Faced with increased poaching and illegal trade in ivory and horns of elephants and rhinoceroses, 300 government and experts are seeking to strengthen conservation with new financial mechanisms at a United Nations-backed meeting in Geneva this week.
Adult elephant roaming peacefully in the Mikumi National Park in Tanzania. [un.org.] |
"Innovative financial solutions are required to achieve the huge conservation task before us," John Scanlon, Secretary-General of the Convention on International Trade in Endangered Species of Wild Fauna and Flora (CITES), told the Standing Committee of the 175-member State treaty, whose secretariat is administered by the UN Environmental Programme (UNEP).
"With nearly seven billion people consuming biodiversity every day in the form of medicines, food, clothes, furniture, perfumes or luxury goods, a robust CITES is more relevant and needed today than ever.
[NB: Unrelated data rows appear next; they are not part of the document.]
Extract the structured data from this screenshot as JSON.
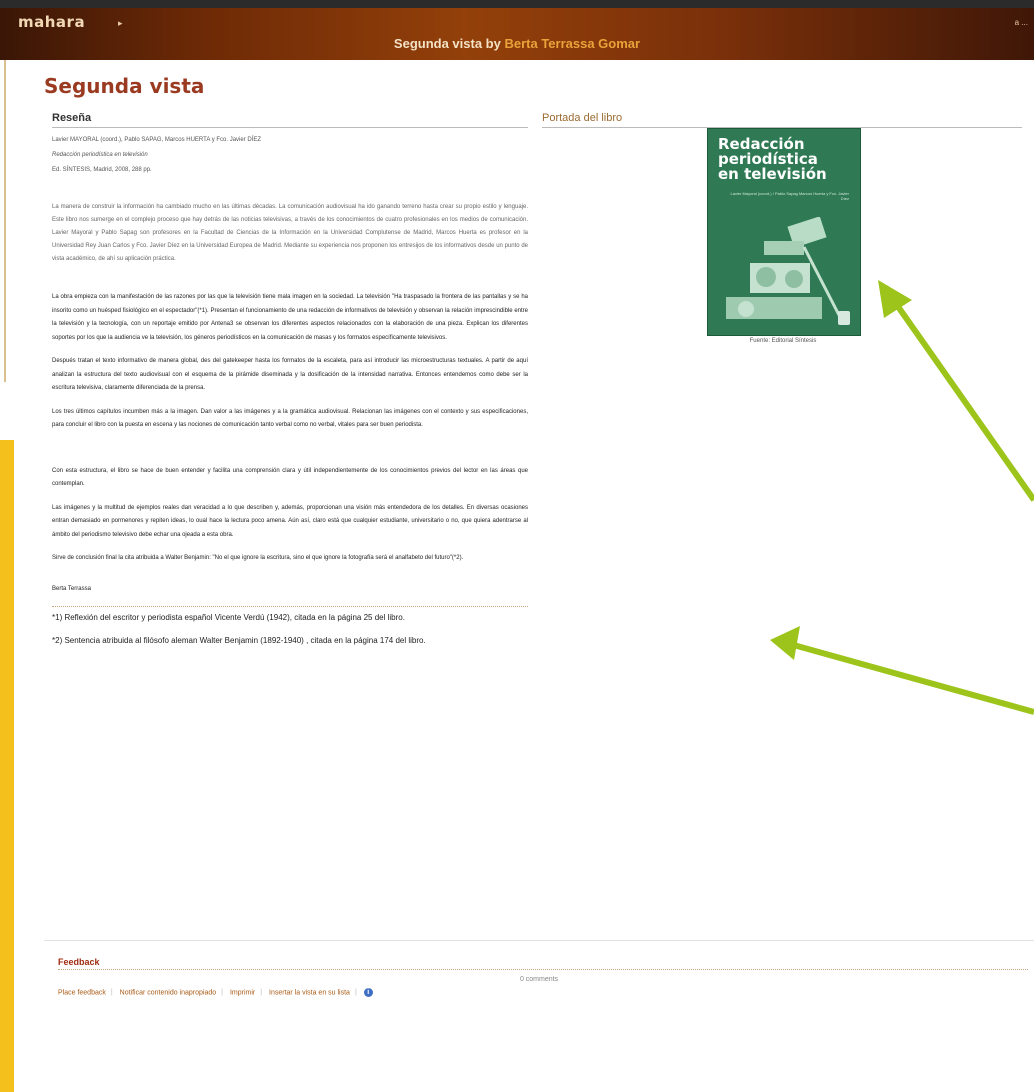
{
  "header": {
    "logo": "mahara",
    "title_prefix": "Segunda vista by ",
    "title_owner": "Berta Terrassa Gomar",
    "right_text": "a ..."
  },
  "page": {
    "title": "Segunda vista"
  },
  "review": {
    "heading": "Reseña",
    "authors": "Lavier MAYORAL (coord.), Pablo SAPAG, Marcos HUERTA y Fco. Javier DÍEZ",
    "book_title": "Redacción periodística en televisión",
    "publisher": "Ed. SÍNTESIS, Madrid, 2008, 288 pp.",
    "intro": "La manera de construir la información ha cambiado mucho en las últimas décadas. La comunicación audiovisual ha ido ganando terreno hasta crear su propio estilo y lenguaje. Este libro nos sumerge en el complejo proceso que hay detrás de las noticias televisivas, a través de los conocimientos de cuatro profesionales en los medios de comunicación. Lavier Mayoral y Pablo Sapag son profesores en la Facultad de Ciencias de la Información en la Universidad Complutense de Madrid, Marcos Huerta es profesor en la Universidad Rey Juan Carlos y Fco. Javier Díez en la Universidad Europea de Madrid. Mediante su experiencia nos proponen los entresijos de los informativos desde un punto de vista académico, de ahí su aplicación práctica.",
    "p1": "La obra empieza con la manifestación de las razones por las que la televisión tiene mala imagen en la sociedad. La televisión \"Ha traspasado la frontera de las pantallas y se ha insorito como un huésped fisiológico en el espectador\"(*1). Presentan el funcionamiento de una redacción de informativos de televisión y observan la relación imprescindible entre la televisión y la tecnología, con un reportaje emitido por Antena3 se observan los diferentes aspectos relacionados con la elaboración de una pieza. Explican los diferentes soportes por los que la audiencia ve la televisión, los géneros periodísticos en la comunicación de masas y los formatos específicamente televisivos.",
    "p2": "Después tratan el texto informativo de manera global, des del gatekeeper hasta los formatos de la escaleta, para así introducir las microestructuras textuales. A partir de aquí analizan la estructura del texto audiovisual con el esquema de la pirámide diseminada y la dosificación de la intensidad narrativa. Entonces entendemos como debe ser la escritura televisiva, claramente diferenciada de la prensa.",
    "p3": "Los tres últimos capítulos incumben más a la imagen. Dan valor a las imágenes y a la gramática audiovisual. Relacionan las imágenes con el contexto y sus especificaciones, para concluir el libro con la puesta en escena y las nociones de comunicación tanto verbal como no verbal, vitales para ser buen periodista.",
    "p4": "Con esta estructura, el libro se hace de buen entender y facilita una comprensión clara y útil independientemente de los conocimientos previos del lector en las áreas que contemplan.",
    "p5": "Las imágenes y la multitud de ejemplos reales dan veracidad a lo que describen y, además, proporcionan una visión más entendedora de los detalles. En diversas ocasiones entran demasiado en pormenores y repiten ideas, lo oual hace la lectura poco amena. Aún así, claro está que cualquier estudiante, universitario o no, que quiera adentrarse al ámbito del periodismo televisivo debe echar una ojeada a esta obra.",
    "p6": "Sirve de conclusión final la cita atribuida a Walter Benjamin: \"No el que ignore la escritura, sino el que ignore la fotografía será el analfabeto del futuro\"(*2).",
    "signature": "Berta Terrassa",
    "footnote1": "*1) Reflexión del escritor y periodista español Vicente Verdú (1942), citada en la página 25 del libro.",
    "footnote2": "*2) Sentencia atribuida al filósofo aleman Walter Benjamin (1892-1940) , citada en la página 174 del libro."
  },
  "cover": {
    "heading": "Portada del libro",
    "cover_title_1": "Redacción",
    "cover_title_2": "periodística",
    "cover_title_3": "en televisión",
    "cover_authors": "Lavier Mayoral (coord.) / Pablo Sapag Marcos Huerta y Fco. Javier Díez",
    "caption": "Fuente: Editorial Síntesis"
  },
  "feedback": {
    "heading": "Feedback",
    "count": "0 comments",
    "links": [
      "Place feedback",
      "Notificar contenido inapropiado",
      "Imprimir",
      "Insertar la vista en su lista"
    ],
    "info_icon": "i"
  },
  "colors": {
    "arrow": "#9cc41a",
    "accent": "#f3c01c",
    "title": "#9a3b21"
  },
  "icons": [
    "info-icon"
  ]
}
Enhanced cooperation with other organizations and initiatives is crucial to bridge the financial gap between the cost to implement CITES regulations effectively, the resources currently allocated and the services provided to stakeholders," he added.
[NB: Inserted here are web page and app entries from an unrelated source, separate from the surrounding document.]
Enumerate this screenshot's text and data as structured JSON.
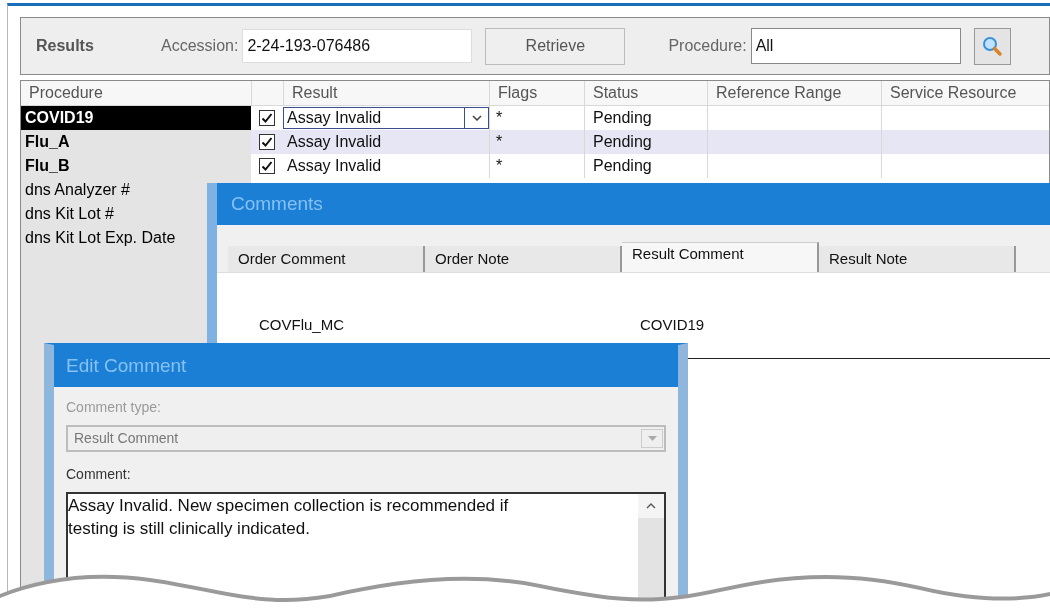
{
  "toolbar": {
    "title": "Results",
    "accession_label": "Accession:",
    "accession_value": "2-24-193-076486",
    "retrieve_button": "Retrieve",
    "procedure_label": "Procedure:",
    "procedure_value": "All"
  },
  "grid": {
    "columns": [
      "Procedure",
      "Result",
      "Flags",
      "Status",
      "Reference Range",
      "Service Resource"
    ],
    "rows": [
      {
        "kind": "result",
        "procedure": "COVID19",
        "selected": true,
        "checked": true,
        "result": "Assay Invalid",
        "editing": true,
        "flags": "*",
        "status": "Pending"
      },
      {
        "kind": "result",
        "procedure": "Flu_A",
        "selected": false,
        "checked": true,
        "result": "Assay Invalid",
        "editing": false,
        "flags": "*",
        "status": "Pending"
      },
      {
        "kind": "result",
        "procedure": "Flu_B",
        "selected": false,
        "checked": true,
        "result": "Assay Invalid",
        "editing": false,
        "flags": "*",
        "status": "Pending"
      },
      {
        "kind": "label",
        "procedure": "dns Analyzer #",
        "selected": false
      },
      {
        "kind": "label",
        "procedure": "dns Kit Lot #",
        "selected": false
      },
      {
        "kind": "label",
        "procedure": "dns Kit Lot Exp. Date",
        "selected": false
      }
    ]
  },
  "comments_dialog": {
    "title": "Comments",
    "tabs": [
      {
        "label": "Order Comment",
        "selected": false
      },
      {
        "label": "Order Note",
        "selected": false
      },
      {
        "label": "Result Comment",
        "selected": true
      },
      {
        "label": "Result Note",
        "selected": false
      }
    ],
    "entries": [
      {
        "column_1": "COVFlu_MC",
        "column_2": "COVID19"
      }
    ]
  },
  "edit_dialog": {
    "title": "Edit Comment",
    "type_label": "Comment type:",
    "type_value": "Result Comment",
    "type_disabled": true,
    "comment_label": "Comment:",
    "comment_value": "Assay Invalid. New specimen collection is recommended if testing is still clinically indicated."
  }
}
High on the agenda of the five-day meeting, which began yesterday, are new financial mechanisms, elephant conservation, measures to reduce current levels of poaching of rhinos, tigers and other big cats, illegal trade in mahogany and other timber species, the fate of sturgeon and the caviar trade, and the sourcing of reptile skins used in the leather industry.
According to a report prepared by the CITES programme for Monitoring the Illegal Killing of Elephants (MIKE), last year saw the highest levels of elephant poaching since 2002, with Central Africa being of most concern, with poverty, poor governance and consumption patterns in China, among the prime causes.
The committee will consider targeted measures for tightening ivory trade controls all along the illegal trade chain in key African and Asian countries, and for raising awareness in Asian markets and transit countries.
With rhinos, numbers have increased consistently since the early 1990s, particularly in Africa, thanks to CITES trade controls, but this trend is being jeopardized by the upsurge in demand and consequent increase in poaching levels, with illegal trade in horns, used in Asia as a medicine and for dagger handles, the driving force behind this poaching.
According to a South African Government report, 174 rhinos were illegally killed there in the first six months of this year, with poaching levels rising dramatically in recent years from 13 in 2007 to 330 in 2010. More than 120 suspected poachers have been arrested since January. Rhinos elsewhere, particularly in the Democratic Republic of the Congo (DRC), India, Mozambique, Nepal, and Zimbabwe, are also suffering.
The illegal trade includes fraudulent applications for CITES documents, abuse of legal trophy hunting and the use of couriers smuggling horns from Southern Africa to Asia's Far East. The committee is also reviewing the legal origin of mahogany from Latin America. New timber information systems will be considered to ensure that the harvest is sustainable and the trade legal and traceable.